Hillary and Trump scramble to win hearts in battleground states
Even a security scare couldn’t keep Donald Trump away from the stage for long, as he makes a play for swing states Virginia, Minnesota and Nevada. Hillary Clinton, meanwhile, is deploying resources and surrogates to New Hampshire and Michigan.
Donald Trump, the Republican nominee, was removed from the stage while speaking at an election rally on Saturday over a security scare. He returned soon after and this presidential race, the most wildly unpredictable one in recent memory, was back on track.

“Nobody said it was gonna be easy for us, but we will never be stopped,” Trump said, resuming the speech in Nevada, a swing state.
There was no time to waste clearly, as he and his Democratic rival, Hillary Clinton blitzed battleground states in a race that has continued to tighten, according to new polls, providing both new opportunities and worries with just 48 hours left to polling.
While Clinton remains ahead in surveys, clinging to a slim margin that stood at 1.8 points in the RealClearPolitics average of polls, and is widely considered to be on course to the 270 electoral college threshold for winning the White House, she has seemed vulnerable in some states, giving Trump an opening.

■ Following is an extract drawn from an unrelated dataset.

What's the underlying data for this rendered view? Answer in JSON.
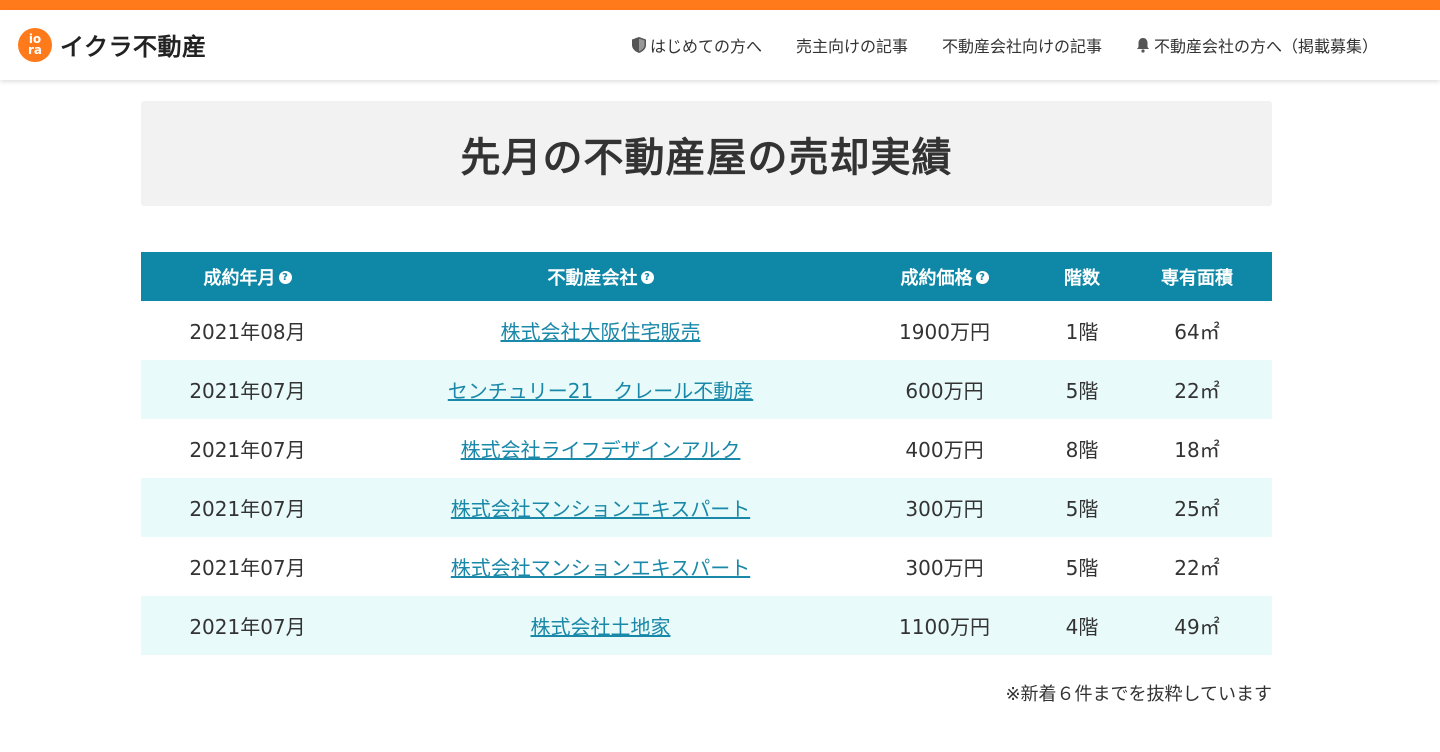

The Republican is making a play for the state of Minnesota, a Democratic state that last voted Republican in 1972, and where Clinton leads by 6 points. His campaign’s internal polling shows him trailing within reach of Clinton, who is ahead only by 3 points. Both Trump and his running mate Mike Pence were planning to be there on Sunday.
Trump is also making a bid for Virginia, a swing state in which Indian Americans play a determining role far in excess of their numbers and which his campaign had given up a few weeks ago. He was to be there late on Sunday, to be followed the next day by his daughter Ivanka Trump.
“We’re going into what they used to call Democrat strongholds where we are now tied or leading,” he said at a rally in Florida, a battleground state he was once confident of winning, as he was of Pennsylvania and North Carolina, other key states he needs to win to stay in the hunt.
But with polls not looking good, Trump has turned to New Hampshire, Wisconsin and Michigan, states that were to be a part of Clinton’s firewall. Trump is now ahead of her in New Hampshire, which is where he plans to end his campaign on Monday.
In a sign of anxiety about these states in the Democratic camp, the Clinton campaign has moved to swiftly deploy resources and surrogates there — she is touring New Hampshire on Sunday and Monday, and President Barack Obama will be in Michigan on Monday.
Both campaigns are scrambling to deploy resources and surrogates wherever they find vulnerabilities and opportunities as the clock winds down on what has been described as one of the most volatile presidential races in recent years.
More than 37 million Americans have already cast their ballots in early voting states — including battleground states — with more expected over the remaining two days, as both campaigns scale up their get-out-the-vote operations.
Clinton has the edge in most polls and forecasts such as those by RealClearPolitics and FiveThirtyEight, but Trump has managed to stay close behind, narrowing the gap nationally and in battleground states that will determine the outcome.
Just for some perspective on the race, it is as closely poised now at this stage, two days from polling, as in 2012, when President Barack Obama was leading his Republican challenger Mitt Romney 47.4%-47.2%. It was much closer then; yet Obama went on to win convincingly.